À Nantes comme ailleurs, UMP et PS travaillent « main dans la main » dans la même logique ultra-libérale, dans la fuite en avant vers un « développement » destructeur.

Violences policières

Après le succès des trois jours de résistance, pendant l’été, la pression policière est montée d’un cran. Le 27 juillet, lors d’une manifestation pacifique et bon enfant dans l’aéroport de Nantes Atlantique, une manifestante, occupante de la ZAD [3], a été grièvement blessée par des CRS qui l’ont piétinée. Début septembre au square Mercœur, à Nantes, lors d’une action d’occupation d’arbres, des militantEs ont été blesséEs, y compris à terre, au milieu d’un déploiement policier totalement disproportionné. Des tirs de Taser ont visé des manifestantEs encore dans les arbres. Cette répression n’entame pas la volonté de poursuivre la lutte contre les expulsions et les destructions. La destruction d’un champ par des sondages archéologiques a été empêchée le 11 octobre par des paysans qui en avaient bloqué l’accès avec leurs tracteurs.

Un projet qui n’a rien d’inéluctable

Le projet d’aéroport n’est pas prêt d’aboutir. La publication prochaine du résultat d’une étude économique indépendante risque de secouer bien des certitudes. De nombreuses études prévues dans le dossier de l’enquête publique restent à mener sur le barreau routier et dans la zone d’emprise de l’aéroport (fouilles archéologiques, études environnementales, études concernant l’eau et les milieux aquatiques…). Aucun des travaux liés à la construction du projet ne peut être entrepris avant la réalisation de ces études. Refusant de vendre à l’amiable leurs biens et leur terre à Aéroport du Grand-Ouest (AGO, dont Vinci est l’acteur principal), la plupart des propriétaires et des exploitantEs mènent une résistance exemplaire, et cela malgré la pression quotidienne qu’ils subissent (appels téléphoniques quotidiens…).

Convergence des luttes !

Nous pouvons gagner à Notre-Dame-des-Landes. Soyons nombreux à accompagner l’entrée dans Paris de la tracto-vélo, le 12 novembre dès 10h30 porte d’Orléans ! Le même jour, d’autres luttes s’exprimeront en soutien à l’opposition au projet d’aéroport à Notre-Dame-des-Landes. Ce qui se joue en Loire-Atantique se joue également dans d’autres endroits avec d’autres projets tout aussi inutiles et nuisibles. C’est la convergence de ces luttes qui nous permettra de gagner à Notre-Dame-des-Landes et ailleurs, pour un autre choix de société.
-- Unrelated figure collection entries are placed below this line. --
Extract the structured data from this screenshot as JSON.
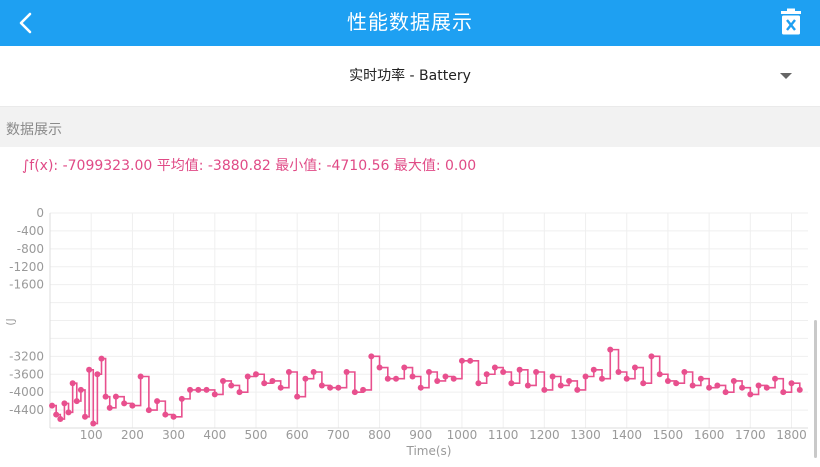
{
  "header": {
    "title": "性能数据展示",
    "back_icon": "chevron-left-icon",
    "delete_icon": "trash-icon",
    "bar_color": "#1ea0f2"
  },
  "selector": {
    "value": "实时功率 - Battery",
    "icon": "caret-down-icon"
  },
  "section": {
    "title": "数据展示"
  },
  "stats": {
    "text": "∫f(x): -7099323.00 平均值: -3880.82 最小值: -4710.56 最大值: 0.00"
  },
  "chart_data": {
    "type": "line",
    "xlabel": "Time(s)",
    "ylabel": "(J",
    "ylim": [
      -4800,
      0
    ],
    "xlim": [
      0,
      1840
    ],
    "yticks": [
      0,
      -400,
      -800,
      -1200,
      -1600,
      -2000,
      -2400,
      -2800,
      -3200,
      -3600,
      -4000,
      -4400
    ],
    "ytick_labels": [
      "0",
      "-400",
      "-800",
      "-1200",
      "-1600",
      "",
      "",
      "",
      "-3200",
      "-3600",
      "-4000",
      "-4400"
    ],
    "xticks": [
      100,
      200,
      300,
      400,
      500,
      600,
      700,
      800,
      900,
      1000,
      1100,
      1200,
      1300,
      1400,
      1500,
      1600,
      1700,
      1800
    ],
    "xtick_labels": [
      "100",
      "200",
      "300",
      "400",
      "500",
      "600",
      "700",
      "800",
      "900",
      "1000",
      "1100",
      "1200",
      "1300",
      "1400",
      "1500",
      "1600",
      "1700",
      "1800"
    ],
    "grid": true,
    "line_color": "#e8508e",
    "series": [
      {
        "x": [
          5,
          15,
          25,
          35,
          45,
          55,
          65,
          75,
          85,
          95,
          105,
          115,
          125,
          135,
          145,
          160,
          180,
          200,
          220,
          240,
          260,
          280,
          300,
          320,
          340,
          360,
          380,
          400,
          420,
          440,
          460,
          480,
          500,
          520,
          540,
          560,
          580,
          600,
          620,
          640,
          660,
          680,
          700,
          720,
          740,
          760,
          780,
          800,
          820,
          840,
          860,
          880,
          900,
          920,
          940,
          960,
          980,
          1000,
          1020,
          1040,
          1060,
          1080,
          1100,
          1120,
          1140,
          1160,
          1180,
          1200,
          1220,
          1240,
          1260,
          1280,
          1300,
          1320,
          1340,
          1360,
          1380,
          1400,
          1420,
          1440,
          1460,
          1480,
          1500,
          1520,
          1540,
          1560,
          1580,
          1600,
          1620,
          1640,
          1660,
          1680,
          1700,
          1720,
          1740,
          1760,
          1780,
          1800,
          1820
        ],
        "y": [
          -4300,
          -4500,
          -4600,
          -4250,
          -4450,
          -3800,
          -4200,
          -3950,
          -4550,
          -3500,
          -4700,
          -3600,
          -3250,
          -4100,
          -4350,
          -4100,
          -4250,
          -4300,
          -3650,
          -4400,
          -4200,
          -4500,
          -4550,
          -4150,
          -3950,
          -3950,
          -3950,
          -4050,
          -3750,
          -3850,
          -4000,
          -3650,
          -3600,
          -3800,
          -3750,
          -3900,
          -3550,
          -4100,
          -3700,
          -3550,
          -3850,
          -3900,
          -3900,
          -3550,
          -4000,
          -3950,
          -3200,
          -3450,
          -3700,
          -3700,
          -3450,
          -3650,
          -3900,
          -3550,
          -3750,
          -3650,
          -3700,
          -3300,
          -3300,
          -3800,
          -3600,
          -3450,
          -3550,
          -3800,
          -3500,
          -3850,
          -3550,
          -3950,
          -3650,
          -3850,
          -3750,
          -3950,
          -3650,
          -3500,
          -3700,
          -3050,
          -3550,
          -3700,
          -3450,
          -3800,
          -3200,
          -3600,
          -3750,
          -3800,
          -3550,
          -3850,
          -3700,
          -3900,
          -3850,
          -4000,
          -3750,
          -3900,
          -4050,
          -3850,
          -3900,
          -3700,
          -4000,
          -3800,
          -3950
        ]
      }
    ]
  }
}
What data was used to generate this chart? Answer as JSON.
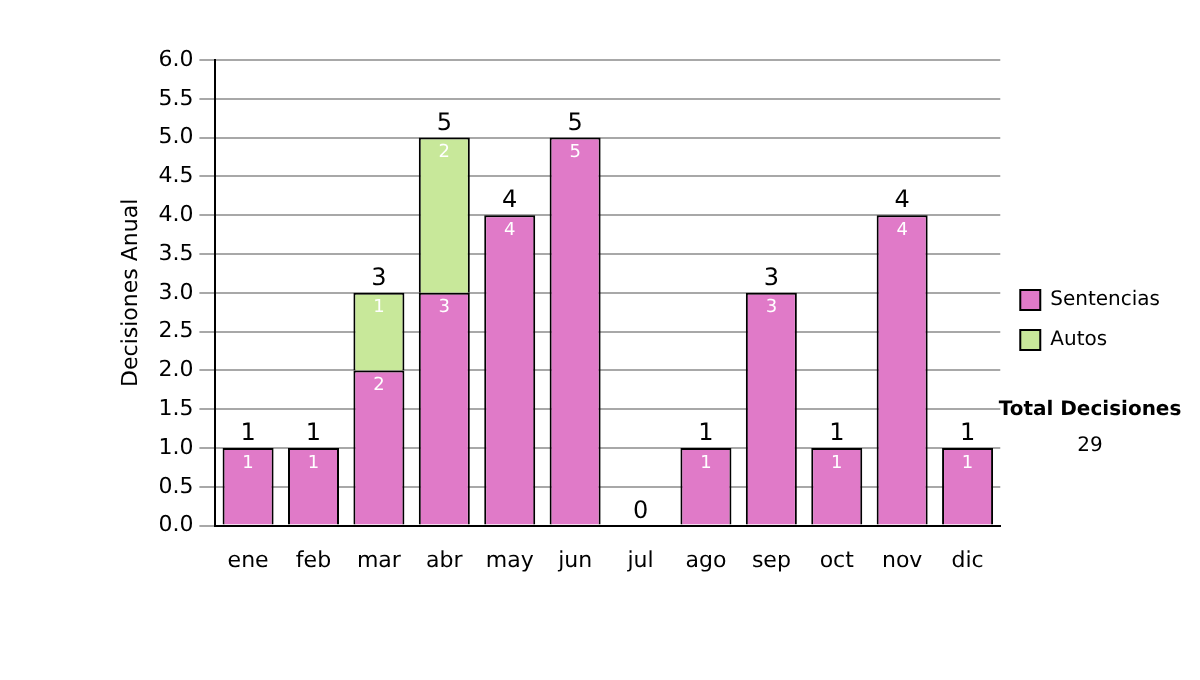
{
  "chart_data": {
    "type": "bar",
    "stacked": true,
    "ylabel": "Decisiones Anual",
    "categories": [
      "ene",
      "feb",
      "mar",
      "abr",
      "may",
      "jun",
      "jul",
      "ago",
      "sep",
      "oct",
      "nov",
      "dic"
    ],
    "series": [
      {
        "name": "Sentencias",
        "color": "#e07ac8",
        "values": [
          1,
          1,
          2,
          3,
          4,
          5,
          0,
          1,
          3,
          1,
          4,
          1
        ],
        "value_labels": [
          "1",
          "1",
          "2",
          "3",
          "4",
          "5",
          null,
          "1",
          "3",
          "1",
          "4",
          "1"
        ]
      },
      {
        "name": "Autos",
        "color": "#c8e89a",
        "values": [
          null,
          null,
          1,
          2,
          null,
          null,
          null,
          null,
          null,
          null,
          null,
          null
        ],
        "value_labels": [
          null,
          null,
          "1",
          "2",
          null,
          null,
          null,
          null,
          null,
          null,
          null,
          null
        ]
      }
    ],
    "totals": [
      "1",
      "1",
      "3",
      "5",
      "4",
      "5",
      "0",
      "1",
      "3",
      "1",
      "4",
      "1"
    ],
    "ylim": [
      0,
      6
    ],
    "yticks": [
      {
        "value": 0,
        "label": "0.0"
      },
      {
        "value": 0.5,
        "label": "0.5"
      },
      {
        "value": 1,
        "label": "1.0"
      },
      {
        "value": 1.5,
        "label": "1.5"
      },
      {
        "value": 2,
        "label": "2.0"
      },
      {
        "value": 2.5,
        "label": "2.5"
      },
      {
        "value": 3,
        "label": "3.0"
      },
      {
        "value": 3.5,
        "label": "3.5"
      },
      {
        "value": 4,
        "label": "4.0"
      },
      {
        "value": 4.5,
        "label": "4.5"
      },
      {
        "value": 5,
        "label": "5.0"
      },
      {
        "value": 5.5,
        "label": "5.5"
      },
      {
        "value": 6,
        "label": "6.0"
      }
    ],
    "grid": "y",
    "legend": "right",
    "annotations": [
      "Total Decisiones",
      "29"
    ]
  }
}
Commission écologie NPA 44

Notes

1. Plus d’infos : http://tractovelo-ndl-2011.blogspot.com/

2. http://ete-2011-resistance-ndl.blogspot.com/

3. La ZAD ou Zone à défendre est la zone d’emprise de l’aéroport où de nombreuses personnes se sont installées dans les maisons ou sur des terrains appartenant au conseil général et laissés à l’abandon.

* Publié dans : Hebdo Tout est à nous ! 120 (20/10/11).